Pouco mais tarde, entre os meus 14 e 17 anos, alternei publicações que sumariavam o pensamento de Buda, Confúcio, Lao Tsé, entre outros sábios da Antiguidade Oriental, com livros de Norman Vincent Peale e, mormente, de Joseph Murphy, autores dos celebérrimos “O Poder do Pensamento Positivo” e “O Poder do Subconsciente”, respectivamente.

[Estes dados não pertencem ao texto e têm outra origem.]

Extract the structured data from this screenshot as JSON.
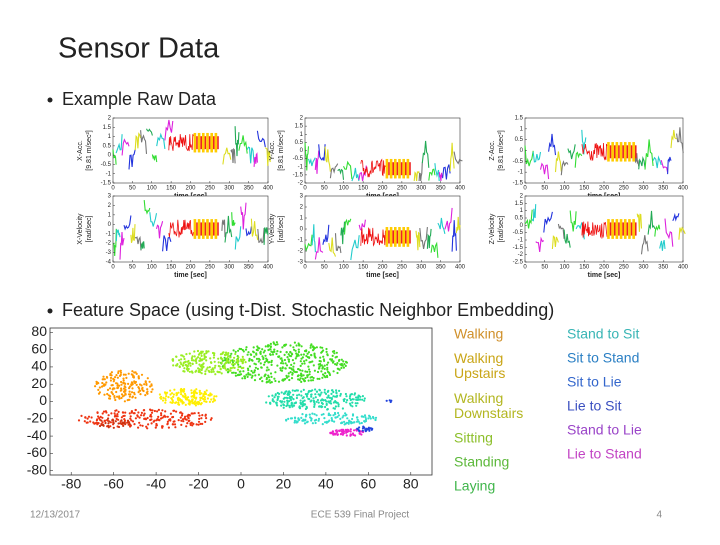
{
  "title": "Sensor Data",
  "bullets": [
    "Example Raw Data",
    "Feature Space (using t-Dist. Stochastic Neighbor Embedding)"
  ],
  "raw_plots": [
    {
      "ylabel": [
        "X-Acc.",
        "[9.81 m/sec²]"
      ],
      "xlabel": "time [sec]",
      "xlim": [
        0,
        400
      ],
      "xticks": [
        0,
        50,
        100,
        150,
        200,
        250,
        300,
        350,
        400
      ],
      "ylim": [
        -1.5,
        2
      ],
      "yticks": [
        -1.5,
        -1,
        -0.5,
        0,
        0.5,
        1,
        1.5,
        2
      ]
    },
    {
      "ylabel": [
        "Y-Acc.",
        "[9.81 m/sec²]"
      ],
      "xlabel": "time [sec]",
      "xlim": [
        0,
        400
      ],
      "xticks": [
        0,
        50,
        100,
        150,
        200,
        250,
        300,
        350,
        400
      ],
      "ylim": [
        -2,
        2
      ],
      "yticks": [
        -2,
        -1.5,
        -1,
        -0.5,
        0,
        0.5,
        1,
        1.5,
        2
      ]
    },
    {
      "ylabel": [
        "Z-Acc.",
        "[9.81 m/sec²]"
      ],
      "xlabel": "time [sec]",
      "xlim": [
        0,
        400
      ],
      "xticks": [
        0,
        50,
        100,
        150,
        200,
        250,
        300,
        350,
        400
      ],
      "ylim": [
        -1.5,
        1.5
      ],
      "yticks": [
        -1.5,
        -1,
        -0.5,
        0,
        0.5,
        1,
        1.5
      ]
    },
    {
      "ylabel": [
        "X-Velocity",
        "[rad/sec]"
      ],
      "xlabel": "time [sec]",
      "xlim": [
        0,
        400
      ],
      "xticks": [
        0,
        50,
        100,
        150,
        200,
        250,
        300,
        350,
        400
      ],
      "ylim": [
        -4,
        3
      ],
      "yticks": [
        -4,
        -3,
        -2,
        -1,
        0,
        1,
        2,
        3
      ]
    },
    {
      "ylabel": [
        "Y-Velocity",
        "[rad/sec]"
      ],
      "xlabel": "time [sec]",
      "xlim": [
        0,
        400
      ],
      "xticks": [
        0,
        50,
        100,
        150,
        200,
        250,
        300,
        350,
        400
      ],
      "ylim": [
        -3,
        3
      ],
      "yticks": [
        -3,
        -2,
        -1,
        0,
        1,
        2,
        3
      ]
    },
    {
      "ylabel": [
        "Z-Velocity",
        "[rad/sec]"
      ],
      "xlabel": "time [sec]",
      "xlim": [
        0,
        400
      ],
      "xticks": [
        0,
        50,
        100,
        150,
        200,
        250,
        300,
        350,
        400
      ],
      "ylim": [
        -2.5,
        2
      ],
      "yticks": [
        -2.5,
        -2,
        -1.5,
        -1,
        -0.5,
        0,
        0.5,
        1,
        1.5,
        2
      ]
    }
  ],
  "feature_plot": {
    "xlim": [
      -90,
      90
    ],
    "xticks": [
      -80,
      -60,
      -40,
      -20,
      0,
      20,
      40,
      60,
      80
    ],
    "ylim": [
      -85,
      85
    ],
    "yticks": [
      -80,
      -60,
      -40,
      -20,
      0,
      20,
      40,
      60,
      80
    ]
  },
  "legend": [
    [
      {
        "label": "Walking",
        "color": "#d0902a"
      },
      {
        "label": "Walking Upstairs",
        "color": "#c9a516"
      },
      {
        "label": "Walking Downstairs",
        "color": "#b3b620"
      },
      {
        "label": "Sitting",
        "color": "#8cbf2a"
      },
      {
        "label": "Standing",
        "color": "#5cb83a"
      },
      {
        "label": "Laying",
        "color": "#3fb54a"
      }
    ],
    [
      {
        "label": "Stand to Sit",
        "color": "#38b5b5"
      },
      {
        "label": "Sit to Stand",
        "color": "#2a7fc4"
      },
      {
        "label": "Sit to Lie",
        "color": "#3366cc"
      },
      {
        "label": "Lie to Sit",
        "color": "#3a4fc0"
      },
      {
        "label": "Stand to Lie",
        "color": "#9a44c8"
      },
      {
        "label": "Lie to Stand",
        "color": "#c244c4"
      }
    ]
  ],
  "footer": {
    "date": "12/13/2017",
    "project": "ECE 539 Final Project",
    "page": "4"
  }
}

De permeio, debruçava-me sobre clássicos da filosofia ocidental, como rudimentos de Sócrates e Aristóteles – além de Platão, novamente –, Parmênides e Demócrito, compulsando ainda, muito superficialmente embora, algumas obras de pensadores(as) da modernidade: Descartes (“Discurso do Método” – com a mais bela argumentação da existência de Deus, a partir da análise matemática da perfeição de uma esfera), Thomas More (“Utopia”), Voltaire (impagável), Schopenhauer (misógino carismático), Immanuel Kant (com sua pontualidade e ordenação de vida tão perfeitas quanto sua teoria), Herbert Spencer (rebelde brilhante), Francis Bacon (outro misógino, com especulações eróticas e esquizoides de “submissão da natureza à ciência, como a mulher se submete ao homem”) e, lamentavelmente, Jean-Paul Sartre, o militante da desolação satânica, em “O Ser e o Nada”.
Enquanto Gautama Buda, seis séculos antes de Cristo, lecionou, em sua máxima suprema, que “somos o que pensamos”, Sartre riu-se, desdenhoso, ao cogitar que “existimos pelo fazer” – uma forma disfarçada de dizer “não somos nada”. Lendo-lhe as páginas eivadas de niilismo cínico, em plena sala de aula (de matemática, no ensino médio), afundei como pedra no leito de um rio… a rolar e rolar… sem rumo, ao sabor das correntezas da vida…
No início de 1987 (12 de março), entrei em colapso mental, recolhendo-me, mais uma vez, à minha fé em Maria Santíssima, no correr de três meses sucessivos. Nesse período, que mesclava pânico com desespero, depressão com amargura inenarráveis, dedicava-me com fervor às práticas espirituais de rezar diariamente três rosários (nove terços) e de assistir à missa (eventualmente, mais de uma), também todos os dias, meditando e pedindo socorro a Nossa Mãe Maior, para não enlouquecer nem ceder a induções suicidas – o que, depois, viria a saber tratar-se de uma estratégia obsessiva visando suspender a oportunidade preciosíssima da encarnação que ora desfruto, por misericórdia do Governo Espiritual da Terra.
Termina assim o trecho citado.